I want to convert a sparse csr 2d input matrix of feature vectors into a sparse csr 2d matrix of sliding window feature vectors. So to take a non-sparse example for a window of size 2:

array([[0, 1, 2],
       [3, 4, 5],
       [6, 7, 8]])

becomes:

array([[0, 1, 2, 3, 4, 5],
       [3, 4, 5, 6, 7, 8]])

The following function achieves this for 2d numpy arrays:

import numpy as np
def window_stack(a, width=2):
    n = a.shape[0]
    return np.hstack(a[i:1+n+i-width:1] for i in range(0, width))

However in my case I have a large sparse csr matrix. How can I modify the window_stack function to work with large sparse csr matrices?

I can't afford to make the sparse array dense as an intermediate step as this would be much too large.

1
Okay. I really didn't see that since it was literally the last line on the bottom.
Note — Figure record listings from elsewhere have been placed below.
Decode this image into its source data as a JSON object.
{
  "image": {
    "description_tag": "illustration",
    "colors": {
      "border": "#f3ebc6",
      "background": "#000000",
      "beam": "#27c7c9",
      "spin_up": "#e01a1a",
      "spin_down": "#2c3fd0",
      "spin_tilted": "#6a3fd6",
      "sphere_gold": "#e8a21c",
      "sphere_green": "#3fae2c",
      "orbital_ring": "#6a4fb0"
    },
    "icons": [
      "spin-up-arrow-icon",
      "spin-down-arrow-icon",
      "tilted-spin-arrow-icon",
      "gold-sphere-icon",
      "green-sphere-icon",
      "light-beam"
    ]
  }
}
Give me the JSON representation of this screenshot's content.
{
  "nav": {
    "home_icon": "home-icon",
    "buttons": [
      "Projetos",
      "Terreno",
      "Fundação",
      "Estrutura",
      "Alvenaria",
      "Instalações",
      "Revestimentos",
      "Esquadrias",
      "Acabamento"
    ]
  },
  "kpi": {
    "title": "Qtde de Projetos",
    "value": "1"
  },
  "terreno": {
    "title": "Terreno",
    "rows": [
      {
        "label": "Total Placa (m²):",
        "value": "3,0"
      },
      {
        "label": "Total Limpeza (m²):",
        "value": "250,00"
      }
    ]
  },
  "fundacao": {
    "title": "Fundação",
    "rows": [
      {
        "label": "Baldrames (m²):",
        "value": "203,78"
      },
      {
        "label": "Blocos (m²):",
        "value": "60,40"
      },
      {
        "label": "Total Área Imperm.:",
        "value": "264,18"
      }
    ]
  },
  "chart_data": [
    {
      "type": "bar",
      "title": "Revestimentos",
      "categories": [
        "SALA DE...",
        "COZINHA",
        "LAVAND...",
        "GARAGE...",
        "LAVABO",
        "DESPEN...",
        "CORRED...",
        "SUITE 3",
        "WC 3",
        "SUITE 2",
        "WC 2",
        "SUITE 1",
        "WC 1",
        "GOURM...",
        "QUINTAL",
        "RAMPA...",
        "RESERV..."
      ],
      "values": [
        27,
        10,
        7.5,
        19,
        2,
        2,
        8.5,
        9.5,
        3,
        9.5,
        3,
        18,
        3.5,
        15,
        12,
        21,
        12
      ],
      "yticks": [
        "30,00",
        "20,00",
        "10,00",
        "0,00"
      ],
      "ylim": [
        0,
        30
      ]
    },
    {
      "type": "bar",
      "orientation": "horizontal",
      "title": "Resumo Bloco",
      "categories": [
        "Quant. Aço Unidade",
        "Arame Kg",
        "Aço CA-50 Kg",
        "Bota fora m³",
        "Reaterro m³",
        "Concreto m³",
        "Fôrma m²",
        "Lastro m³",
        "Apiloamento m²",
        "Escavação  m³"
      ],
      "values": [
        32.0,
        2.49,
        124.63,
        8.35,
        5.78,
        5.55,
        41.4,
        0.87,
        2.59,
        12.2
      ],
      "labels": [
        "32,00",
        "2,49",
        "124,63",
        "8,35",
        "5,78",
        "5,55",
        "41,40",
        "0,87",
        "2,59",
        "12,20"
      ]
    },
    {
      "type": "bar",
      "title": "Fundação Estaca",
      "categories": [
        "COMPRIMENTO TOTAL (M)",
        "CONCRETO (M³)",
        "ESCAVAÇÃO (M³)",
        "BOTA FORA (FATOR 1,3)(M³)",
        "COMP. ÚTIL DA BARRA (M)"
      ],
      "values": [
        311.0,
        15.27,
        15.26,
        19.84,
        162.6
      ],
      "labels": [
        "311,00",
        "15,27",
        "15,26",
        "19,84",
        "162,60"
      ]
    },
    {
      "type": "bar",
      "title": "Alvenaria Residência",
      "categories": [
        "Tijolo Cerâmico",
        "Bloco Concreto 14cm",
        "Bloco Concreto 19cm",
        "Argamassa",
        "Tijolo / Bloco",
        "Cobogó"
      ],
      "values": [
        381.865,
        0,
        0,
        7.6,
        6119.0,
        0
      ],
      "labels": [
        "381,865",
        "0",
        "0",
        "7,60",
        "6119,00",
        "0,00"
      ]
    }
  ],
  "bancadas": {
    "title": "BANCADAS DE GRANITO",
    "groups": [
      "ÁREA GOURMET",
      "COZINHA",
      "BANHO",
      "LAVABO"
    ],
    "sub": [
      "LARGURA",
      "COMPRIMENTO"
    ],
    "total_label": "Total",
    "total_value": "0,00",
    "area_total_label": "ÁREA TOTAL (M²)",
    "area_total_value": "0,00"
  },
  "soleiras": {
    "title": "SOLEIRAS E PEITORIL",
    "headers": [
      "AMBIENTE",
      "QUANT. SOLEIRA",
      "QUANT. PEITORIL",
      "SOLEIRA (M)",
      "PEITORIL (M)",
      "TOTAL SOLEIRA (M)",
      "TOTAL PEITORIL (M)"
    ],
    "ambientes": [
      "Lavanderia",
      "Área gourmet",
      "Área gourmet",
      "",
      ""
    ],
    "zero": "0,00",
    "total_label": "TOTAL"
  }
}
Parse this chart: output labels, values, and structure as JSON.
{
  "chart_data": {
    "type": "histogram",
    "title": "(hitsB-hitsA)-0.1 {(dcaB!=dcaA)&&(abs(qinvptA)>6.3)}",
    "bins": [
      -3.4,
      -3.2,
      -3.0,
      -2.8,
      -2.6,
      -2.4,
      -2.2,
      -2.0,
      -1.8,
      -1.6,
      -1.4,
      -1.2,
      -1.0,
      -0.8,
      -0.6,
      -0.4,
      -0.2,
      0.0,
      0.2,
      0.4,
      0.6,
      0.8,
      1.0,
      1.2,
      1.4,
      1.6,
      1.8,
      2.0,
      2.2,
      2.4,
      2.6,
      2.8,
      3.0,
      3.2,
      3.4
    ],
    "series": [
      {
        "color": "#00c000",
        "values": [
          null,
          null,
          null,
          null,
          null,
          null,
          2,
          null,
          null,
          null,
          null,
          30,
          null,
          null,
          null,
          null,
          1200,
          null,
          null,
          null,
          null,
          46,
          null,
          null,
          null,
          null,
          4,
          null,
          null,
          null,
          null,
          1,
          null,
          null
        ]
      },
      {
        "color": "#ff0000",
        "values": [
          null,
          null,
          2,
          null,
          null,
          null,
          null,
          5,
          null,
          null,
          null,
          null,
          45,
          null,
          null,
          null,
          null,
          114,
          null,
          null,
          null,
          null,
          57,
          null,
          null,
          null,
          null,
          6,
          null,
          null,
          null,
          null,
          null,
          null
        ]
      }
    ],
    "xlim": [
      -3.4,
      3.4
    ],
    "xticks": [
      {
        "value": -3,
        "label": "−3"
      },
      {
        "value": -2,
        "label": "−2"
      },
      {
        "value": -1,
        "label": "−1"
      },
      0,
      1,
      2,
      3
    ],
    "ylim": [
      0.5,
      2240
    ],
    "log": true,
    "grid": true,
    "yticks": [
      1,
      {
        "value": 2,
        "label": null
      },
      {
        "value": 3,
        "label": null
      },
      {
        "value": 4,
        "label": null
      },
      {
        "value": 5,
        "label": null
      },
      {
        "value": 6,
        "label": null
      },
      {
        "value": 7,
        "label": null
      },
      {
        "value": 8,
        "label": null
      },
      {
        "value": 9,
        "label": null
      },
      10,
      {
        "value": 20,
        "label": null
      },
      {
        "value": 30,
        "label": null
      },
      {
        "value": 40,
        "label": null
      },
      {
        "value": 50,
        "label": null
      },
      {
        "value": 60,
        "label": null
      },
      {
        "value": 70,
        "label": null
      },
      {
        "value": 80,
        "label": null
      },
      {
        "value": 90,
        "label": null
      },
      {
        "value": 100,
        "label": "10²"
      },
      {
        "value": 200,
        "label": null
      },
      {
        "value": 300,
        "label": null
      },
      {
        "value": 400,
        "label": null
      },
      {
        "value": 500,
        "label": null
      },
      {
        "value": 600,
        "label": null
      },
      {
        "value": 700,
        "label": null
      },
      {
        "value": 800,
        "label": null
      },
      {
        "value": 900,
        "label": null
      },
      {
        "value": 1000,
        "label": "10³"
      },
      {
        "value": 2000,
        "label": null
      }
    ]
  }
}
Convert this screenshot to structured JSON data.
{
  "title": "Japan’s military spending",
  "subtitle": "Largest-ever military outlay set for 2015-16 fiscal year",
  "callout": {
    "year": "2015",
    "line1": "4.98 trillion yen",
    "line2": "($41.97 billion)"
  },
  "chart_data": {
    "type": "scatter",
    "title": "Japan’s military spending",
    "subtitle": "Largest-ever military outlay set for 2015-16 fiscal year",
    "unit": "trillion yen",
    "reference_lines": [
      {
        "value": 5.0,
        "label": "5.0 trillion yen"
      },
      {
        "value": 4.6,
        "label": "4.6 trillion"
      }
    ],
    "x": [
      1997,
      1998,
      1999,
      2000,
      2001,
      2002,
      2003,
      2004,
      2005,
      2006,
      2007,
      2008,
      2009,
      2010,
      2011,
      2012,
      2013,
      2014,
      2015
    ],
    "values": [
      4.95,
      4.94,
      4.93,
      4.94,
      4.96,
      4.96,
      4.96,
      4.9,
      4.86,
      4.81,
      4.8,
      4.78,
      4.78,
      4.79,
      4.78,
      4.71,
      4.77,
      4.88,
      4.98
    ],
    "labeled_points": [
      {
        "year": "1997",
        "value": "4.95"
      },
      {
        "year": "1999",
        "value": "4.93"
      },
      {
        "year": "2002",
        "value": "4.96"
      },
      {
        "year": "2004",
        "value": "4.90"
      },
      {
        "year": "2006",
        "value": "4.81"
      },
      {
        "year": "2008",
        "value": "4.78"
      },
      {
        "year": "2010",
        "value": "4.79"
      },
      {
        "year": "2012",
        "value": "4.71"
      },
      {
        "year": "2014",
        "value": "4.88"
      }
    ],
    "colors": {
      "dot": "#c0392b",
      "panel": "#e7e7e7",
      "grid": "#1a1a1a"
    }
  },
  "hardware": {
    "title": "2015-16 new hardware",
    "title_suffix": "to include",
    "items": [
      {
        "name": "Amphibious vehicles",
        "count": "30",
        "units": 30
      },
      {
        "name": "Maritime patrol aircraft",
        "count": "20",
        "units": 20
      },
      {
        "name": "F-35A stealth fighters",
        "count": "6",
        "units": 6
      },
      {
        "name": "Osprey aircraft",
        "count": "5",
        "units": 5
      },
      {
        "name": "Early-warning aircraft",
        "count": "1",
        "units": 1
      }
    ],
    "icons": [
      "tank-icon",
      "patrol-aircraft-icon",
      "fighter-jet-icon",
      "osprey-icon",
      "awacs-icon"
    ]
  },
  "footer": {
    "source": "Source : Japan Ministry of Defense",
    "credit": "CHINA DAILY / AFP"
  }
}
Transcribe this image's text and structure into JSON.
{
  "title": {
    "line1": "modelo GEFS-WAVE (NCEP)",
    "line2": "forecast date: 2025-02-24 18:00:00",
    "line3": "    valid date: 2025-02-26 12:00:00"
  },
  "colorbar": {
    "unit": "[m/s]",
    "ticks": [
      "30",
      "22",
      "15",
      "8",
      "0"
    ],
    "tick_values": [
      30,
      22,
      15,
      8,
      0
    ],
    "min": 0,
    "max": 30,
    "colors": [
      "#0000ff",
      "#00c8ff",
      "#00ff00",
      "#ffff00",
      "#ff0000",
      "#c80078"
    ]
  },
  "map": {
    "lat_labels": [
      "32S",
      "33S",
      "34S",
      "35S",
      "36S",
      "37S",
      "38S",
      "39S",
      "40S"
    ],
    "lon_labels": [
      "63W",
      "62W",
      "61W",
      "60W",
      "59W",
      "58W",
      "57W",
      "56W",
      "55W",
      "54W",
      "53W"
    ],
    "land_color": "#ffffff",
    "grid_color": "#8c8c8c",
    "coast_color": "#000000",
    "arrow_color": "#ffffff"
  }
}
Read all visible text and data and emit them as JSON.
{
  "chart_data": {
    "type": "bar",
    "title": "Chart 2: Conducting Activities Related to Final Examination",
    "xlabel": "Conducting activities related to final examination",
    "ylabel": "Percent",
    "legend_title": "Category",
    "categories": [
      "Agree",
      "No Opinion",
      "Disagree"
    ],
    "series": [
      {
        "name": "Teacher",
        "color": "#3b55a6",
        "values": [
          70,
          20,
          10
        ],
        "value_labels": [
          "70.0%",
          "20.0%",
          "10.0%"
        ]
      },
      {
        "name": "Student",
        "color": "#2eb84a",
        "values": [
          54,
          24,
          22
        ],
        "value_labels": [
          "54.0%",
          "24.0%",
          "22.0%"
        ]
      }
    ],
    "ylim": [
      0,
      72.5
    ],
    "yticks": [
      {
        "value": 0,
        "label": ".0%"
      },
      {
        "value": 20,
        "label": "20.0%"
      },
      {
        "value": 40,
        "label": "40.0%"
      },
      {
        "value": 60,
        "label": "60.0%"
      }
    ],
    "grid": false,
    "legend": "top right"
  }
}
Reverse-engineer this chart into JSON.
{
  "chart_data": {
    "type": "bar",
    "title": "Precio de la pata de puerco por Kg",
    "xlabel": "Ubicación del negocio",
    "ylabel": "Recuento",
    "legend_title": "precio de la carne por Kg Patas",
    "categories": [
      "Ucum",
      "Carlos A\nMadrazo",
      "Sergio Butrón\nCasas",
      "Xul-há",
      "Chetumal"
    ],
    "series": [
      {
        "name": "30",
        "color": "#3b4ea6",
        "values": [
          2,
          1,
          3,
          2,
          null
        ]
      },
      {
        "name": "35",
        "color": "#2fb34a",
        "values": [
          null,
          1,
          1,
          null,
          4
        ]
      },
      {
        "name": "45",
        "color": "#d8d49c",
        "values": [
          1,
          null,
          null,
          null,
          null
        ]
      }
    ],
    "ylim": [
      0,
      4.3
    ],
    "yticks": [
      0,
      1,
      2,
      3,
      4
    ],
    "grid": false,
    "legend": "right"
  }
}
Do make it more clear next time ;-) - cs95
@cᴏʟᴅsᴘᴇᴇᴅ It's also in the title but I take your point :) I did like your numpy trick however. - eleanora

1 Answers

1
votes

You can replicate the dense calculation with sparse.hstack:

In [1]: A = np.arange(9).reshape(3,3)
In [2]: from scipy import sparse
In [3]: M = sparse.csr_matrix(A)
In [4]: M
Out[4]: 
<3x3 sparse matrix of type '<class 'numpy.int32'>'
    with 8 stored elements in Compressed Sparse Row format>
In [5]: M.A
Out[5]: 
array([[0, 1, 2],
       [3, 4, 5],
       [6, 7, 8]], dtype=int32)
In [6]: [A[i:1+3+i-2,:] for i in range(2)]
Out[6]: 
[array([[0, 1, 2],
        [3, 4, 5]]), array([[3, 4, 5],
        [6, 7, 8]])]
In [7]: [M[i:1+3+i-2,:] for i in range(2)]
Out[7]: 
[<2x3 sparse matrix of type '<class 'numpy.int32'>'
    with 5 stored elements in Compressed Sparse Row format>,
 <2x3 sparse matrix of type '<class 'numpy.int32'>'
    with 6 stored elements in Compressed Sparse Row format>]
In [8]: sparse.hstack([M[i:1+3+i-2,:] for i in range(2)])
Out[8]: 
<2x6 sparse matrix of type '<class 'numpy.int32'>'
    with 11 stored elements in COOrdinate format>
In [9]: _.A
Out[9]: 
array([[0, 1, 2, 3, 4, 5],
       [3, 4, 5, 6, 7, 8]], dtype=int32)

I won't make any speed promises.

The sparse matrix multiplication is well developed (provided the matrix is sparse, which this example isn't). In fact operations like row/column sum, and even slicing is done with matrix multiplication. That is it constructs a matrix or vector that when dotted sums or selects values.

sparse.hstack uses a sparse block matrix operation. This converts the inputs to coo format, and combines the respective row,col,data arrays with offsets, and makes a new coo matrix.

I can imagine combining these steps, but it would take a fair amount of work.